Black Rifle was founded in 2014 by Hafer and two fellow veterans who served in Afghanistan and Iraq and who were enthusiastic enlistees in America’s culture wars too. The company billed itself as pro-military, pro-law enforcement and “anti-hipster.” Early customers could download a shooting target from the company’s Facebook page that featured a bowtied man with a handlebar mustache. Its early coffees included the Silencer Smooth roast and the AK-47 Espresso blend. During Trump’s presidency, Black Rifle’s gleeful provocations grew more directly political. It endorsed Trump’s Muslim ban and bought Google ads based on searches for “Covfefe.” (“They should be running Trump’s comms shop,” the alt-right conspiracy theorist Jack Posobiec wrote in a tweet praising the Google maneuver.) Before long, Black Rifle became the unofficial coffee of the MAGA universe, winning public endorsements from Sean Hannity and Donald Trump Jr.

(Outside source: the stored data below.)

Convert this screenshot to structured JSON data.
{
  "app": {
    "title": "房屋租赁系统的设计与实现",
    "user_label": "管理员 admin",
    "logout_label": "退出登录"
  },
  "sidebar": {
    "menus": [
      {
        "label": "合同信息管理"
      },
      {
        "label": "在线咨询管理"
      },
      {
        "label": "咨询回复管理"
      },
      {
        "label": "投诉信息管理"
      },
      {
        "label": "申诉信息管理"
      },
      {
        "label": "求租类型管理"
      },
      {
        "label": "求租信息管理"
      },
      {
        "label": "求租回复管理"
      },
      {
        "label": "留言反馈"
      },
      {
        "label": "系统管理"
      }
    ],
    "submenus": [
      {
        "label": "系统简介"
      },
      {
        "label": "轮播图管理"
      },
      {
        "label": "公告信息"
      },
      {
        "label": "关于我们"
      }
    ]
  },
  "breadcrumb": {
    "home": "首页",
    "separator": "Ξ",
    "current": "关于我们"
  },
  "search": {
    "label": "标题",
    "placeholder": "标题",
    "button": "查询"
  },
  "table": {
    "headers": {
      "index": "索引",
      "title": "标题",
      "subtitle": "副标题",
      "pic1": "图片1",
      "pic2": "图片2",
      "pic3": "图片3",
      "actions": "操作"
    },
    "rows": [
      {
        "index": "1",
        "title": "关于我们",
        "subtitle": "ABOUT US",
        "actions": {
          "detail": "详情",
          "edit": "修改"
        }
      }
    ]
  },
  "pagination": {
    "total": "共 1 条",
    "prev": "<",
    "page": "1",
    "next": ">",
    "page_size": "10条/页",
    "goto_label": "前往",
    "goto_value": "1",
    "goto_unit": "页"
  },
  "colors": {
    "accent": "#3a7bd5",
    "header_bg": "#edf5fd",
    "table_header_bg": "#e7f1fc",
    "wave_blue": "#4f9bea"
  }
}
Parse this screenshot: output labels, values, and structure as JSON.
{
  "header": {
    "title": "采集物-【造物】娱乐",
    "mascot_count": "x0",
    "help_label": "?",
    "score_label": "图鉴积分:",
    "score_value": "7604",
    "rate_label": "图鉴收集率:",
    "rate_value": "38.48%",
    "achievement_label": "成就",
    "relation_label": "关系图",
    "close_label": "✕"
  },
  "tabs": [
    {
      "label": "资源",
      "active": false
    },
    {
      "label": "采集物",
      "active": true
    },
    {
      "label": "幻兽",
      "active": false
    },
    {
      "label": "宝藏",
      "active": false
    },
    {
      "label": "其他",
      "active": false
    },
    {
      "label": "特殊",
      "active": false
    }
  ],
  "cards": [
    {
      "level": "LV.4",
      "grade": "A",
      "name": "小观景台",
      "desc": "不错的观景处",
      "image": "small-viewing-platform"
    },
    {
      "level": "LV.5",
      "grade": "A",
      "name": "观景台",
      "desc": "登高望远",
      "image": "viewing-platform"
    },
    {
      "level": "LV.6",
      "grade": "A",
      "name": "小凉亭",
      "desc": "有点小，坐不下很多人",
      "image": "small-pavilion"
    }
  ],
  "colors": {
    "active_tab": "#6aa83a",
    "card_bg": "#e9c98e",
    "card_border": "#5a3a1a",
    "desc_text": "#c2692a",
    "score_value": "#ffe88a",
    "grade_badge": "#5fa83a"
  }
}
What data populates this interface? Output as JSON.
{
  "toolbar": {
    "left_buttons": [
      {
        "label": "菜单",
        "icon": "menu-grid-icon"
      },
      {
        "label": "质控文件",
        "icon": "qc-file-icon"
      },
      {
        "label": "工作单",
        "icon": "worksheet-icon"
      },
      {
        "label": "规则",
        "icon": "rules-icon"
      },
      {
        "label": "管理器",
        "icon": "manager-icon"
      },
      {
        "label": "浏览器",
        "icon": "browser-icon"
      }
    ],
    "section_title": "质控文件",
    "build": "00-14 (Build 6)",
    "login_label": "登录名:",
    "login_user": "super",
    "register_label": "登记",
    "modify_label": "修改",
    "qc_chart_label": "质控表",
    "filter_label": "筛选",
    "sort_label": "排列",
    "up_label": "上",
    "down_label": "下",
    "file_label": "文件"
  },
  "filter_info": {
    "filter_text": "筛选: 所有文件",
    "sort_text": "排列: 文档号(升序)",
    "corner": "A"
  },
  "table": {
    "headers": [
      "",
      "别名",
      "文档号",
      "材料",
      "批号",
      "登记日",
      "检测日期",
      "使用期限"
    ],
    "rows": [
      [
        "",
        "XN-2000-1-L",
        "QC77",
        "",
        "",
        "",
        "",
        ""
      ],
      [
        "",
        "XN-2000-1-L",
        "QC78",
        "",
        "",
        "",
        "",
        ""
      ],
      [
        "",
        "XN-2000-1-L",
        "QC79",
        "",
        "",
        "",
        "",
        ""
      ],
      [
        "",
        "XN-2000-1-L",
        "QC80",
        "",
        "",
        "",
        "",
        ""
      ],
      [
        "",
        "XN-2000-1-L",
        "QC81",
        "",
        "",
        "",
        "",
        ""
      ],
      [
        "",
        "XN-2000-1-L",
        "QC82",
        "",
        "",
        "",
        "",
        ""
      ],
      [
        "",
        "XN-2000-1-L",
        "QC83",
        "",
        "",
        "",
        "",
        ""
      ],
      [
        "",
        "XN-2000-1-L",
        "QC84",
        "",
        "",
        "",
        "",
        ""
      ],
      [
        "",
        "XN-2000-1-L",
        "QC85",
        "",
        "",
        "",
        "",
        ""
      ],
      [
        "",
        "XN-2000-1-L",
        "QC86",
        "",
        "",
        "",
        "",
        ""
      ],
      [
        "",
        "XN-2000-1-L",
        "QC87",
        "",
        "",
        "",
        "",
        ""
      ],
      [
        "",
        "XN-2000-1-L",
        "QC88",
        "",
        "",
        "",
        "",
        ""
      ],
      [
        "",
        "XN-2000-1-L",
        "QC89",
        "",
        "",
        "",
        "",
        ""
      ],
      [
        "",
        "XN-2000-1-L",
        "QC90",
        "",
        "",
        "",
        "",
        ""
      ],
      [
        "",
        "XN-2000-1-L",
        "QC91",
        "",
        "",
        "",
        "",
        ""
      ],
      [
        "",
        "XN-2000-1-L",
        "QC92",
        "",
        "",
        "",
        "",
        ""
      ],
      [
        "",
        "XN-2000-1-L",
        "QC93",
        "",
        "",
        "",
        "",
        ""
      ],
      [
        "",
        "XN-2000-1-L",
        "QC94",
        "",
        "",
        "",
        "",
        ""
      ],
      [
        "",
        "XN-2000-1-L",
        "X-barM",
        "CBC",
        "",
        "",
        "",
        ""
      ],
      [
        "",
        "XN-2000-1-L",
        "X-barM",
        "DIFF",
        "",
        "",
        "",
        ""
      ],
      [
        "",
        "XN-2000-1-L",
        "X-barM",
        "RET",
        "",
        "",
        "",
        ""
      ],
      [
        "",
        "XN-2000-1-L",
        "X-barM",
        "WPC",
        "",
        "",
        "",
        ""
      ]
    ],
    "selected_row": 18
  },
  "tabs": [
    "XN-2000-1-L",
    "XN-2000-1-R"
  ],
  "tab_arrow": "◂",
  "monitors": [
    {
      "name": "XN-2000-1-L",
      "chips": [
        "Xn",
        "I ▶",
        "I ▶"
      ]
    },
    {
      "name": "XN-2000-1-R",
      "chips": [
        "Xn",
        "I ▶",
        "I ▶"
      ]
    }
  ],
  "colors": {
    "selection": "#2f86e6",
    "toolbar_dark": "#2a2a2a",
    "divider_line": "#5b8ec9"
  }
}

J.J. MacNab, a fellow at George Washington University’s Program on Extremism, noted that Black Rifle apparel was a recurring feature in footage of last summer’s anti-lockdown and anti-Black Lives Matter demonstrations in various states. When Kyle Rittenhouse, the Illinois teenager who is charged in the fatal shootings of two people at a B.L.M. protest last August in Kenosha, Wis., was released on $2 million bail in November, his first post-jail photo showed him wearing a Black Rifle T-shirt. (Rittenhouse used a black Smith & Wesson AR-15-style rifle in the shootings.) Elijah Schaffer, a reporter and host for Glenn Beck’s Blaze Media, whose “Slightly Offensive” podcast was sponsored at the time by Black Rifle, tweeted the picture with the message “Kyle Rittenhouse drinks the best coffee in America” and a promotional code for Black Rifle’s website.

In this context, the appearance of Black Rifle merchandise at the Capitol on Jan. 6 was not exactly shocking. Nevertheless, Mat Best, the company’s 34-year-old executive vice president, insists that Black Rifle was singled out unfairly. “Every brand, name the brand, it was probably there: Walmart jeans, Nike shoes,” he said. “And then it’s like one patch from our company. There’s certain terrorist organizations that wear American brands when they go behead Americans. Do you think they want to be a part of that? And I’m not drawing a parallel between the two. I’m just simply saying there are things in business, when you grow, that are completely outside your control.”

It was several months after Jan. 6, and Best and Hafer were revisiting the episode in Black Rifle’s offices in Salt Lake City — a converted warehouse with a lot of black metal and reclaimed wood, as well as concrete floors stained in a swirly light-brown pattern that Hafer calls “spilt latte.” Best, a former Army Ranger who stands over six feet and has the physique of an Ultimate Fighting Championship contender, recalled the initial internet rumors that he himself was “zip-tie guy,” who was later identified as a considerably smaller man named Eric Munchel, a 30-year-old Tennessean recently employed by a Kid Rock-themed bar and restaurant in Nashville. “I was like, ‘That guy’s a buck forty and five-seven!’” Best said in mock umbrage.